Madeleine und der Angler

Antolin Quiz
von Mira Lobe, Sabine Rufener (Illustrator*in)
Rezension von Janett Cernohuby | 02. Januar 2023

Madeleine und der Angler

Es ist nicht ungewöhnlich, das viele Künstler*innen lange über ihren Tod hinaus weitere Werke veröffentlichen. Erst im Herbst 2022 brachte die Kultband Queen eine neue Single mit dem verstorbenem Leadsänger Freddie Mercury heraus. Kurz zuvor erschien im Jungbrunnen Verlag ein neues Buch von Mira Lobe, das auf einem vor Jahrzehnten verfasstem Text der erfolgreichen Autorin basiert.

Einfach mal die Seele baumeln lassen

Madeleine und ihre Tante haben ein gemeinsames Ritual.

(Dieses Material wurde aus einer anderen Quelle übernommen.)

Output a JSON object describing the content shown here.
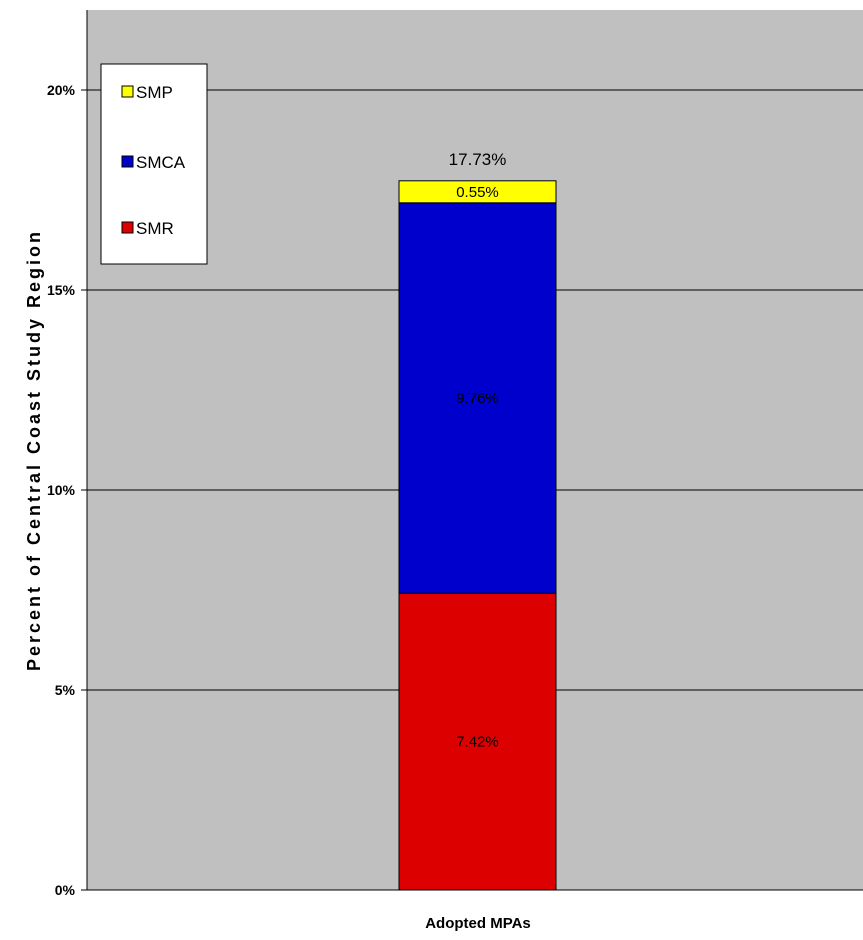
{
  "chart_data": {
    "type": "bar",
    "stacked": true,
    "categories": [
      "Adopted MPAs"
    ],
    "series": [
      {
        "name": "SMR",
        "values": [
          7.42
        ],
        "label": "7.42%",
        "color": "#dd0000"
      },
      {
        "name": "SMCA",
        "values": [
          9.76
        ],
        "label": "9.76%",
        "color": "#0000cc"
      },
      {
        "name": "SMP",
        "values": [
          0.55
        ],
        "label": "0.55%",
        "color": "#ffff00"
      }
    ],
    "total_label": "17.73%",
    "ylabel": "Percent of Central Coast Study Region",
    "xlabel": "",
    "ylim": [
      0,
      22
    ],
    "yticks": [
      0,
      5,
      10,
      15,
      20
    ],
    "ytick_labels": [
      "0%",
      "5%",
      "10%",
      "15%",
      "20%"
    ],
    "grid": true,
    "legend_position": "top-left",
    "legend_order": [
      "SMP",
      "SMCA",
      "SMR"
    ],
    "plot_background": "#c0c0c0"
  }
}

Immer wenn sie in die Kirche gehen, zündet die Tante eine Kerze an und zieht sich in eine Kapelle zurück. In dieser Zeit hat Madeleine Zeit, um sich in dem großen Kirchenschiff umzusehen. Anschließend trifft sie sich mit ihrer Tante am ersten Pfeiler. Doch heute ist es anders. Heute kommt die Tante lange Zeit nicht. Während Madeleine wartet, driftet ihr Blick hinaus auf den Fluss. Dorthin, wo sich das Licht auf den Wellen spiegelt und wo die Angler auf der Mauer sitzen. Plötzlich steht Madeleine neben einem dieser Angler. Sie nimmt all ihren Mut zusammen und spricht ihren Herzenswunsch aus: einmal mit einer Angel auf der Mauer zu sitzen. Der bärtige Angler reicht ihr eine seiner Ruten und Madeleine wirft sie aus. Eine Weile sitzt sie dort auf der Mauer, lässt ihre Gedanken schweifen und ihren Blick mit den Lichtstrahlen über das Wasser tanzen. Bis sich mit einem Mal ein Junge neben sie setzt und sie in ein Gespräch verwickelt. Darüber, was Madeleine tun wird, wenn sie einen Fisch gefangen hat. Ob sie den Mut hat, ihn selbst zu töten. Doch weder hat Madeleine darüber nachgedacht, noch möchte sie mit dem Jungen sprechen. Sie gibt die Angel zurück und läuft zur Kirche - wo ihre Tante schon auf sie wartet.

Madeleine und der Angler

Poetischer Tanz von Worten und Lichtreflexen

Mit einfachen und einprägsamen Sätzen erzählt Mira Lobe von Madeleines kurzem Ausflug in die Welt der Angler. Auf sehr stille und unaufgeregte Art lässt uns die Autorin daran teilhaben. Ihre Worte sind poetisch gewählt. Zudem geben sie viel Raum für Interpretationen. Madeleines Umherwandern in der Kirche, ihre Betrachtungen der Lichtspiele auf dem Wasser, ihr kurzes Gespräch mit dem Angler, die Versuche selbst zu angeln, das Treffen mit dem Jungen und schließlich die Rückkehr zur Tante, die besorgt über Madeleines Verschwinden ist. Es ist ein Text, der vieles andeutet, ohne zu sehr in die Tiefe zu gehen. Vielmehr lässt er die Themen durch die Geschichte tanzen und überlässt es der Leserschaft, was davon man aufgreifen und mitnehmen möchte.
Anders wirken dagegen Sabine Rufeners Illustrationen. Mit Farbstiften und Pastellkreide fing sie die Stimmung des Buchs ein, wobei sie viel Ausdruck und Aufmerksamkeit in die Lichtspiegelungen auf dem Wasser legte. Diese finden wir in allen Bildern, als Lichterspiel in der Kirche, als Schattenspiel auf den Treppenstufen oder als durchschimmernde Sonnenstrahlen des Blätterwerks. Damit betont die Illustratorin einerseits die Sommerstimmung am Fluss, gleichzeitig auch das unaufgeregte, ruhige Wesen des Angelns.

Madeleine und der Angler

Es muss nicht immer der große Trubel sein, der einen Eindruck hinterlässt. Oft sind es auch die ruhigen, stillen Geschichten, die eine tiefe Wirkung bei ihrem Publikum hinterlassen. Im Fall von Mira Lobes bisher unbekannten Textes über Madeleine und den Angler trifft dies auf jeden Fall zu. Denn während dieser zu vielen Gedanken und Gesprächen einlädt, verzaubern Sabine Rufeners Bilder voller Lichtspiele und Reflexionen die Betrachtenden.